By the way that you treat others, you set the tone for relationships and you shape the perceptions that others will have about you.
“Ten years from now people aren’t going to remember the exact things you did, how late you worked or what you said at a staff meeting. What they will remember is how they felt when they were around you,” he adds.
Among the benefits of respect is trust, which leads to the perception of safety. When the outside environment is in flux from the economy, changing technology or competition, Meshanko says that trust among co-workers helps create a stability that will survive external pressures. The need to foster trust among colleagues is often understated. But it does require a culture change.
Meshanko emphasizes that respect does not mean always agreeing with others. In fact, respectful employees and organizations encourage healthy exchange of different ideas.
A respectful organization recognizes, embraces and celebrates differences. It actively seeks diversity, not just tolerates it. More importantly, it promotes equity, encourages dialogue and absolutely insists upon fairness and civility for all of its employees.
But employees at all levels can leave a legacy of respect.
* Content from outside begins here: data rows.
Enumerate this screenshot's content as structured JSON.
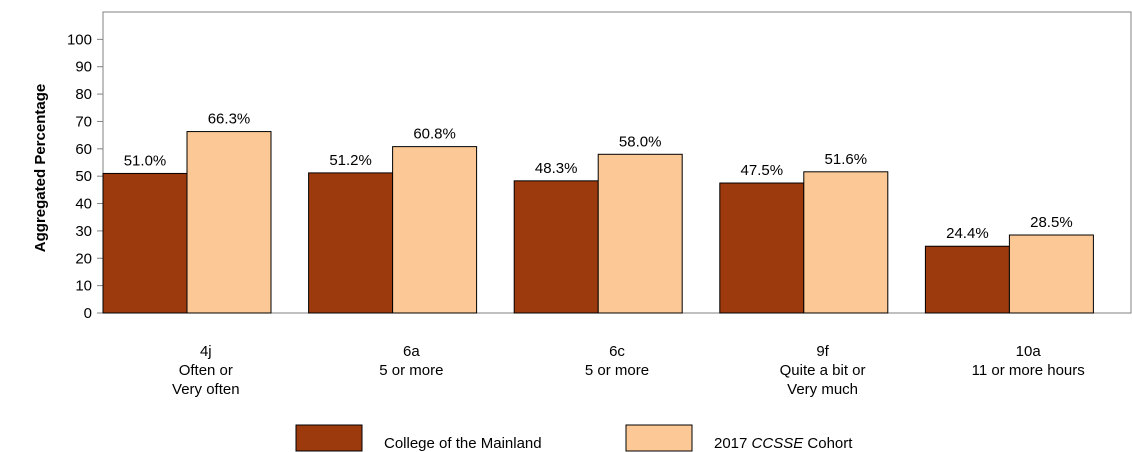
{
  "chart_data": {
    "type": "bar",
    "title": "",
    "xlabel": "",
    "ylabel": "Aggregated Percentage",
    "ylim": [
      0,
      110
    ],
    "yticks": [
      0,
      10,
      20,
      30,
      40,
      50,
      60,
      70,
      80,
      90,
      100
    ],
    "grid": false,
    "legend_position": "bottom",
    "categories": [
      [
        "4j",
        "Often or",
        "Very often"
      ],
      [
        "6a",
        "5 or more"
      ],
      [
        "6c",
        "5 or more"
      ],
      [
        "9f",
        "Quite a bit or",
        "Very much"
      ],
      [
        "10a",
        "11 or more hours"
      ]
    ],
    "series": [
      {
        "name": "College of the Mainland",
        "color": "#9c3a0e",
        "values": [
          51.0,
          51.2,
          48.3,
          47.5,
          24.4
        ],
        "labels": [
          "51.0%",
          "51.2%",
          "48.3%",
          "47.5%",
          "24.4%"
        ]
      },
      {
        "name": "2017 CCSSE Cohort",
        "name_prefix": "2017 ",
        "name_italic": "CCSSE",
        "name_suffix": " Cohort",
        "color": "#fcc996",
        "values": [
          66.3,
          60.8,
          58.0,
          51.6,
          28.5
        ],
        "labels": [
          "66.3%",
          "60.8%",
          "58.0%",
          "51.6%",
          "28.5%"
        ]
      }
    ]
  }
}
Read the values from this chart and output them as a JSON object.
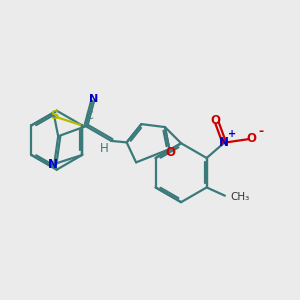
{
  "bg": "#ebebeb",
  "bc": "#3a7a7a",
  "sc": "#b8b800",
  "nc": "#0000cc",
  "oc": "#cc0000",
  "lw": 1.6,
  "figsize": [
    3.0,
    3.0
  ],
  "dpi": 100,
  "xlim": [
    -3.8,
    5.2
  ],
  "ylim": [
    -3.5,
    3.5
  ]
}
Meshanko offers 10 rules of workplace respect.
1. Be aware of your nonverbal and extra-verbal cues.
2. Develop curiosity about the perspective of others.
3. Assume that everyone is smart about something.
4. Become a better listener by shaking your “but.”
5. Look for opportunities to connect with and support others.
6. When you disagree, explain why.
7. Look for opportunities to grow, stretch and change.
8. Learn to be wrong on occasion.
9. Never hesitate to say you are sorry.
10. Intentionally engage others in ways that build their self-esteem.